Similar procedure has been adopted for the 8 terms in another progression  1,4,7,10,13,16,19,22
to get the following results
Step1-22,76,112,130
Step 2-18,36,54
Step 3- All values equal to 18.
You can get similar results for any arithmetical progression,starting with any number,involving any common difference,and any number of terms-only the number of terms should be even and not odd,as in that case there will be a middle term which will have no companion for multiplication
You can predict what the final result in the final step will be in any such case.
For instance consider the progression starting with 7,having common difference 5 and a total of 32 terms.The final result at the final step will be-You will get all values equal to 50.This is 2 times the square of the common difference 5 viz 2*5*5=50,like in the earlier examples shown viz 2*4*4=32 and 2*3*3=18

Divisibility

Find the smallest perfect square larger than 100000 which is divisible by 392?
2)What will be the smallest if it should be larger than 150000?
3)What will be the smallest larger than 100000,if it should be divisible by 1323?

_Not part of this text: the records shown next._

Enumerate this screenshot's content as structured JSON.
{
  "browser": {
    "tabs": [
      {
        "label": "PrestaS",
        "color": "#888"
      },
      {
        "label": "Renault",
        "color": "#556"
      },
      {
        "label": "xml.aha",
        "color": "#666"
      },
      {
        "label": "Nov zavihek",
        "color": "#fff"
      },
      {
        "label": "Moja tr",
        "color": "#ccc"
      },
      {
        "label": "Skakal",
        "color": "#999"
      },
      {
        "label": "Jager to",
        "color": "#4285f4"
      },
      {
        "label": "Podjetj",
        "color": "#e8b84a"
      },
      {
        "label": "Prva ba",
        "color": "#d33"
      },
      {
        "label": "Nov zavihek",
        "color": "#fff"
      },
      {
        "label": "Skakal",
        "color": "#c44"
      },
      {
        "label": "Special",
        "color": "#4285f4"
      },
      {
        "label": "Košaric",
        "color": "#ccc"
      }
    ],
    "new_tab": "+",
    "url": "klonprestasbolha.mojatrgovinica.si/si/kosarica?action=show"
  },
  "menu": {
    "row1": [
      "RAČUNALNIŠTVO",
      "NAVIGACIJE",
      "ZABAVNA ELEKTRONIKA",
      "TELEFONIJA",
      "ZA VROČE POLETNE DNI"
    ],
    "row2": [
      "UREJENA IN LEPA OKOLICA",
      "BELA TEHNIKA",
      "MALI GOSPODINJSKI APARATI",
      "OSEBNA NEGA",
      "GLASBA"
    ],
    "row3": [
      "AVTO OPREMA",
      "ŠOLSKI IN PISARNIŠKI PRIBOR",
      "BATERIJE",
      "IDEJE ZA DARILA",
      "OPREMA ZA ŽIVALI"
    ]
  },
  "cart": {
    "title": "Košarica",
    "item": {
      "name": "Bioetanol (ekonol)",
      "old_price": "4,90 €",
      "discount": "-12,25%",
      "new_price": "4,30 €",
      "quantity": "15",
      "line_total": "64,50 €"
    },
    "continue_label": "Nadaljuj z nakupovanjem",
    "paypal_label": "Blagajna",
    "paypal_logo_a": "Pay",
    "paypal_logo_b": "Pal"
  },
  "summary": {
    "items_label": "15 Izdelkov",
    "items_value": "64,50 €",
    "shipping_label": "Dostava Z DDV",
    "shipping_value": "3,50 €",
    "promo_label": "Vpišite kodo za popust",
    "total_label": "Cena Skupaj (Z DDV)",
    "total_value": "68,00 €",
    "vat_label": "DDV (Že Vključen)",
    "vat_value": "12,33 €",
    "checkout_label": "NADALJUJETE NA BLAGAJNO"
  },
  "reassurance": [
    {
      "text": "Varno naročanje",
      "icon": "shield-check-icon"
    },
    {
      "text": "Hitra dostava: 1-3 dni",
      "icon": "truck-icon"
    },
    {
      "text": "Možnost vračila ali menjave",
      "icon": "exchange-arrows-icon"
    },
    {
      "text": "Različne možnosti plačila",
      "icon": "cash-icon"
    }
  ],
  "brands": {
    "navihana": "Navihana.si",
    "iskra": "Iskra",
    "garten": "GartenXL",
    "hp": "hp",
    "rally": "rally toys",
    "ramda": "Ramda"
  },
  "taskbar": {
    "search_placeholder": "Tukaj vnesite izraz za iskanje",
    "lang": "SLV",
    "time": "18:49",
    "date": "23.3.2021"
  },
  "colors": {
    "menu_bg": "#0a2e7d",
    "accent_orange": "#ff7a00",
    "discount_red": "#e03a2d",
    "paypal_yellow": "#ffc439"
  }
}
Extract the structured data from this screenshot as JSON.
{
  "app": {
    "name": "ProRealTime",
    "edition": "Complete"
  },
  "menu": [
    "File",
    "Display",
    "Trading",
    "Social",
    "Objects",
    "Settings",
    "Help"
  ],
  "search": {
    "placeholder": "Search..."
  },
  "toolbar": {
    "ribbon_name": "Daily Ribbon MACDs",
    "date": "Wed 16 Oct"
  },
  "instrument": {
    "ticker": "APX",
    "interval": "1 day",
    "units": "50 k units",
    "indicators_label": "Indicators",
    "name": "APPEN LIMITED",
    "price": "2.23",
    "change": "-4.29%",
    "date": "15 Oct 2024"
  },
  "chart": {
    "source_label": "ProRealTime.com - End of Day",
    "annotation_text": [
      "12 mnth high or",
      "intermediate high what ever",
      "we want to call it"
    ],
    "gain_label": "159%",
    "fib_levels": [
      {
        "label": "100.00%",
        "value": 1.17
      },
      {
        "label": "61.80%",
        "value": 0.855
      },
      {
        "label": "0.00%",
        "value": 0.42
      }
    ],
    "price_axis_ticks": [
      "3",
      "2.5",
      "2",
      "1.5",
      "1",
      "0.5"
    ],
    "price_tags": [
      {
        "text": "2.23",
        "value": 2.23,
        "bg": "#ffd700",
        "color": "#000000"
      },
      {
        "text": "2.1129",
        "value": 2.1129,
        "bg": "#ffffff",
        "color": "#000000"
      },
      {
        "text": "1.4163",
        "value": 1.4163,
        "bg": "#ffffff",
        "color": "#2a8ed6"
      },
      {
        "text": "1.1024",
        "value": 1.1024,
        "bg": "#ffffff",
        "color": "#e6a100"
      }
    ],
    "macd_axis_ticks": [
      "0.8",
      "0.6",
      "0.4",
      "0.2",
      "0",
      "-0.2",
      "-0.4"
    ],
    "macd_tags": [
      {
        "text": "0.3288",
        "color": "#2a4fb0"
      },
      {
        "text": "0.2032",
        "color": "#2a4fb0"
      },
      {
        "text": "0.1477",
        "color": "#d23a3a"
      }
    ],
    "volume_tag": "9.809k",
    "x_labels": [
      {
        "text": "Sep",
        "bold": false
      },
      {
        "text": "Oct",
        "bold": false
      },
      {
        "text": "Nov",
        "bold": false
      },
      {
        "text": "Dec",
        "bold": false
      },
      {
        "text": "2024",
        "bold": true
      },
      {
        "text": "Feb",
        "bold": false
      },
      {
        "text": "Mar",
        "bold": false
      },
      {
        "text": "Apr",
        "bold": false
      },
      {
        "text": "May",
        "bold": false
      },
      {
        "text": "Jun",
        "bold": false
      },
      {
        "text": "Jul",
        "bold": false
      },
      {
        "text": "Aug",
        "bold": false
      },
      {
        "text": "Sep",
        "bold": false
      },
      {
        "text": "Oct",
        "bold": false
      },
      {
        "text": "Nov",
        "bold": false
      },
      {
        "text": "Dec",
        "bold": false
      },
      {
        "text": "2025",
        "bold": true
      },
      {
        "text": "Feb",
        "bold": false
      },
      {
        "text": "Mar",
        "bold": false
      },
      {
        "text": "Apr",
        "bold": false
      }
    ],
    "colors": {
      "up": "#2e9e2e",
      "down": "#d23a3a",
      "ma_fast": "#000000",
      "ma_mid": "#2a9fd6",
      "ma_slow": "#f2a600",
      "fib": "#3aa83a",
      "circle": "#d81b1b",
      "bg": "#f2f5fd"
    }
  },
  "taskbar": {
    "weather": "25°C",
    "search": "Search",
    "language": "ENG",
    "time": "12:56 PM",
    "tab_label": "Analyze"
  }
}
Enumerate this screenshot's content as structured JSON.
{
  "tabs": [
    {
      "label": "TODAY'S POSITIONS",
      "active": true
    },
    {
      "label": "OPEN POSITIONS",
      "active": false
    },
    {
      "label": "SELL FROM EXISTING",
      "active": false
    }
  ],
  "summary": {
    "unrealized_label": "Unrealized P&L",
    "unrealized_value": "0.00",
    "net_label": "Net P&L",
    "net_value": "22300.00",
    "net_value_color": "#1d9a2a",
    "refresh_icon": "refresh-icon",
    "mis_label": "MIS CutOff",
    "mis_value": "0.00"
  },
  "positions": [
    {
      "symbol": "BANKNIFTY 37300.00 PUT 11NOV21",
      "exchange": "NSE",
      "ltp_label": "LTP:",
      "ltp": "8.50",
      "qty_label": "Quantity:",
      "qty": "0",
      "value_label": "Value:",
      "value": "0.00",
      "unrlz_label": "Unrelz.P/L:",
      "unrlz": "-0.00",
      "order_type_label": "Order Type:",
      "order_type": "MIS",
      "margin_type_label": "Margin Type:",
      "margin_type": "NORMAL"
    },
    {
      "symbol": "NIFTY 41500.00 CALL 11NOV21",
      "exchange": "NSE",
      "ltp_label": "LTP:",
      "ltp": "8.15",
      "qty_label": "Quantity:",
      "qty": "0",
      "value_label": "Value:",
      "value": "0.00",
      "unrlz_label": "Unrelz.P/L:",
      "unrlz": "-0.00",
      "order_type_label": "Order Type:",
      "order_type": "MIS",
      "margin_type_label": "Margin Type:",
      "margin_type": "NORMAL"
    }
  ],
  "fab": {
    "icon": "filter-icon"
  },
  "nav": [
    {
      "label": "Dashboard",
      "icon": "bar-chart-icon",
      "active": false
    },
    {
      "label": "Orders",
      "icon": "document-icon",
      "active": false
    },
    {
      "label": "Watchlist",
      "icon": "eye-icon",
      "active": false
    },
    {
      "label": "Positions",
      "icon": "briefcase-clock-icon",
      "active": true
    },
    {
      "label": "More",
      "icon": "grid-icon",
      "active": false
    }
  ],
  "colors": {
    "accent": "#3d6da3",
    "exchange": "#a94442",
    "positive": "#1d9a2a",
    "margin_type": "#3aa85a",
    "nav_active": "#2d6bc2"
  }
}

Repeating Sequence-Rejoinder

This is with reference to my earlier blog with the same title.
I had shown a sequence with a few numbers--0,0,0,1,0,2,1,0,3,2,1,4,0,5,3,2,6,1,4......By deleting each number like 0,1,2,3,4 etc etc first occurring in it,the same sequence will be revealed.
I have worked further on it and have found further digits upto the 143rd place.I have shown below the sequence in successive rows -each row starting with 0.
0..........................................................................................contains 1 number
0..........................................................................................contains 1.number.
0,1.......................................................................................contains 2 numbers
0,2,1....................................................................................contains 3 numbers
0,3,2,1,4...............................................................................contains 5 numbers
0,5,3,2,6,1,7,4......................................................................contains 8 numbers
0,8,5,3,9,2,10,6,1,11,7,4,12.................................................contains 13 numbers
0,13,8,5,14,3,15,9,2,16,10,6,17,1,18,11,7,19,4,20,12.........contains 21 numbers
0,21,13,8,22,5,23,14,3,24,15,9,25,2,26,16,10,27,6,28,17,1,29,18
                11,30,7,31,19,4,32,20,12,33................................contains 34 numbers.
The total no of items in each group is 1,1,2,3,5,8,13,21,34..These numbers are part of a sequence called Fibonnaci number sequence,where starting from the 3rd item the successive numbers work out as the sum of the previous 2 numbers.
The next group which should contain 55 items(21+34) has not been shown by me.This group also starts with 0 (like the previous groups)and contains 33 as the last item.
In the full sequence,the digit 1 occurs at places   4,7,11,18,29,47,76,123  etc etc.Call this group A
The digit 2 occurs at places 6,10,16,26,42,68,110 etc.etc.Call this group B
In both these groups cach number commencing from the 3rd works out as the sum of the previous 2 numbers..Likewise you can have groups for digits 3,4,5,6 etc etc.
A small digression  relating to digits/numbers occuring at various places-one sample-
In the full sequence the number 13 occurs at place 35 for the first time.
                                               18            at place 48
                                               26            at place 69
                                         and 39           at place 103.
You can see that the differences regarding the number and the places are 5,8,13 and 13,21,34 which are numbers in the Fibonnaci sequence.The next numbers in this sequence are 55 and 89.
So you will find that the number 60 (which is 21 places above 39) will occur at place 158(which is 55 more than 103).Similarly 94 (which is 34 places above 60)will occur first at place 247(which is 89 more than 158). 

Prime numbers-in several forms

Take the number 1373
This has an interesting feature
Take each digit,or take two digits at a time in the same order,or 3 digits at a time in the same order or all 4 digits together they are all primes viz
1,3,7,3
13,37,73
137,373
1373 -all are primes
Can you find some more 4 digit numbers like this?